The chart below shows the generic dispensing rate (GDR) for the top five therapeutic categories with 340B prescriptions. In all cases, the GDR is statistically significantly lower for 340B prescriptions when compared with all prescriptions (p < 0.0001 for all comparisons).
[Click to Enlarge]
For covered entities, the greatest 340B rebates come from brand-name drugs. The Walgreens data support the idea that 340B entities encourage prescribing brand-name drugs when therapeutically equivalent generic alternatives exist. In other words, the 340B program reduces generic dispensing rate at contract pharmacies.
Here’s why this matters:
- Pharmacy Network Control—Today, one in four U.S. pharmacies is a 340B contract pharmacy. And the networks are getting bigger: Some contract pharmacy networks include almost 300 pharmacies in a single city. See One Percenters: The Real Facts Behind Hospitals' 340B Contract Pharmacy Mega-Networks.
- Influence over Pharmacies—By aligning with 340B entities, contract pharmacies are paid by them—rather than earning traditional dispensing spreads and fees. Third-party payers may not realize it, but the 340B program is hijacking their pharmacy networks, undermining their benefit design strategies, and generating extra profits for hospitals by raising payers’ costs.
- Cost-Shifting to Managed Care—The majority of 340B prescriptions are paid by Medicare, Medicaid, and commercial third-party payers. For example, Senator Charles Grassley’s inquiries have revealed that only 1 in 20 patients served by Duke University Health System’s 340B pharmacy was uninsured. The remaining 95 percent’s prescription costs were paid by Medicare, Medicaid, and private insurance. See Hospitals' Extraordinary 340B Pharmacy Profits from Insured Patients.
The article’s authors offer no clear explanation for the disparity in generic dispensing rates shown above.

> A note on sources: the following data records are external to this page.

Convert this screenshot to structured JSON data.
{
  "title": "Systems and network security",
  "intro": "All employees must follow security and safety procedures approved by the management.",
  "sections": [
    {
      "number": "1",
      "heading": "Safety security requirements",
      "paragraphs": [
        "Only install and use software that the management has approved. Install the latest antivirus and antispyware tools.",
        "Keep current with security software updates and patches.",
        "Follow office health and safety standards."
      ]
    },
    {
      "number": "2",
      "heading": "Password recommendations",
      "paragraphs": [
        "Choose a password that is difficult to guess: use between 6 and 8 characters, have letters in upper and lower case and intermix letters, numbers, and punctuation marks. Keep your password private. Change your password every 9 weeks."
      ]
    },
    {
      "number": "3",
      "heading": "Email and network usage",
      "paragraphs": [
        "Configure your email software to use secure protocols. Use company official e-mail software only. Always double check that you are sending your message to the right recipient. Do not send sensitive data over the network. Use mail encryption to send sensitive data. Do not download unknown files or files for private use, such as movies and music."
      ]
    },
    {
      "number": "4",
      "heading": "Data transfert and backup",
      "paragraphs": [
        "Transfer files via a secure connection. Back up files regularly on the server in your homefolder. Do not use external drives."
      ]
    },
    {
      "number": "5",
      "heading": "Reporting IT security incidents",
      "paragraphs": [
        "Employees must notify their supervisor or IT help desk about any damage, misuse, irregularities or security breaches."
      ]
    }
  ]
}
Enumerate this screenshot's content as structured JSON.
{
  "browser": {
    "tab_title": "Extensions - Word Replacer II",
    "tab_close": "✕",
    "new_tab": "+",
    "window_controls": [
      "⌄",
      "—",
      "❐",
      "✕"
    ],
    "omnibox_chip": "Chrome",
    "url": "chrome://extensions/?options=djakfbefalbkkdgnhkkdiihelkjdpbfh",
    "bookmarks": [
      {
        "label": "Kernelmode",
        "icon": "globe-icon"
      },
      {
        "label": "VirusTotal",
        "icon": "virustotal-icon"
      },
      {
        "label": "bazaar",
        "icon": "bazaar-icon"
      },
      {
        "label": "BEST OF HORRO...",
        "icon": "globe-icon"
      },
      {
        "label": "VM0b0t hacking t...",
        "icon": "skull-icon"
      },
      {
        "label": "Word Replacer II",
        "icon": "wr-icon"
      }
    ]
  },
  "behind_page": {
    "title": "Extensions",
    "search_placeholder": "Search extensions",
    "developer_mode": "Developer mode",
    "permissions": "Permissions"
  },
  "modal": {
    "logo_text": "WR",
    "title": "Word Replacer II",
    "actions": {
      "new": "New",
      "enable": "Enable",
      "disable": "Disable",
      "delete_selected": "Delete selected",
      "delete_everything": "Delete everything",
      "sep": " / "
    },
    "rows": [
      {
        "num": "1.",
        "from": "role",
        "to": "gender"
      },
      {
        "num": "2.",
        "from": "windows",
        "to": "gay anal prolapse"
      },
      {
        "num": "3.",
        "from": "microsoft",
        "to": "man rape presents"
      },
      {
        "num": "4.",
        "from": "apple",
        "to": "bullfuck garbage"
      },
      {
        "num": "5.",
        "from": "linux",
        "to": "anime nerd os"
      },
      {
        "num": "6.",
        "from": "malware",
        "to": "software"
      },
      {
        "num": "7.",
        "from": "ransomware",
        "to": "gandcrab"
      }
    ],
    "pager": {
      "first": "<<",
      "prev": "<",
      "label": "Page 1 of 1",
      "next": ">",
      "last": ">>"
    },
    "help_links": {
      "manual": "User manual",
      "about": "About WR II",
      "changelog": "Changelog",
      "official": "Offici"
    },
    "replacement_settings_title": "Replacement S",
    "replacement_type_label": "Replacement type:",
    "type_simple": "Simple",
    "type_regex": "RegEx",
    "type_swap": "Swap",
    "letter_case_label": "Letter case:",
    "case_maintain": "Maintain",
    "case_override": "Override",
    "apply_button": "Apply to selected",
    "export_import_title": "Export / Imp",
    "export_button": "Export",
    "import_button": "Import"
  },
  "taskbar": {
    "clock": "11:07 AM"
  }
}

Here’s the best they can muster:
“[T]he specific medications dispensed in a therapeutic class may differ between 340B dispensing and overall dispensing because of variations in comorbidity and underlying severity of conditions between the two patient populations.”While this sentiment may explain utilization differences between therapeutic classes, it’s hardly compelling for explaining differences within a single therapeutic class.
I WAS IN THE POOL?
I’m slightly skeptical about the authors’ claim that 340B prescriptions accounted for less than 0.5% of all Walgreens prescriptions.
The paper states:
- "The sample included approximately 500 million dispensed prescriptions for patients of all ages and with all types of insurance coverage in the fifty states, the District of Columbia, and Puerto Rico."
- "340B prescriptions amounted to less than 0.5 percent of the approximately 500 million prescriptions dispensed by Walgreens in 2012."
- Walgreens' FY2012 10-K (for the 12 months ending 8/31/12) states: "Overall, Walgreens filled approximately 664 million prescriptions in 2012...Adjusted to 30-day equivalents, prescriptions filled were 784 million in fiscal 2012..."
- Walgreen's FY2013 10-K (for the 12 months ending 8/31/13) states: "Overall, Walgreens filled approximately 683 million prescriptions in fiscal 2013...Adjusted to 30-day equivalents, prescriptions filled were 821 million in fiscal 2013..."
"The study was based on a statistically valid sample of approximately 500 million prescriptions. The study criteria were equally applied to 340B and non-340B prescriptions."I’m still curious to know more about which prescriptions were excluded from the analysis and how these exclusions changed the results. Since 2012, the number of contract pharmacies has grown by 60%, implying that even the questionable 0.5% figure would be higher.
YOUR MOVE, SENATOR GRASSLEY
In 2013, Senator Grassley asked Walgreens for data about the drugstore chain’s profits from the 340B drug discount program. See Senator Grassley Grills Walgreens About Its 340B Profits. If the senator has received a response, it has yet to be made public.
Senator Grassley is likely to head the Senate Judiciary Committee in the new Republican-led Congress. I expect this Health Affairs article to feature prominently in his next request for details.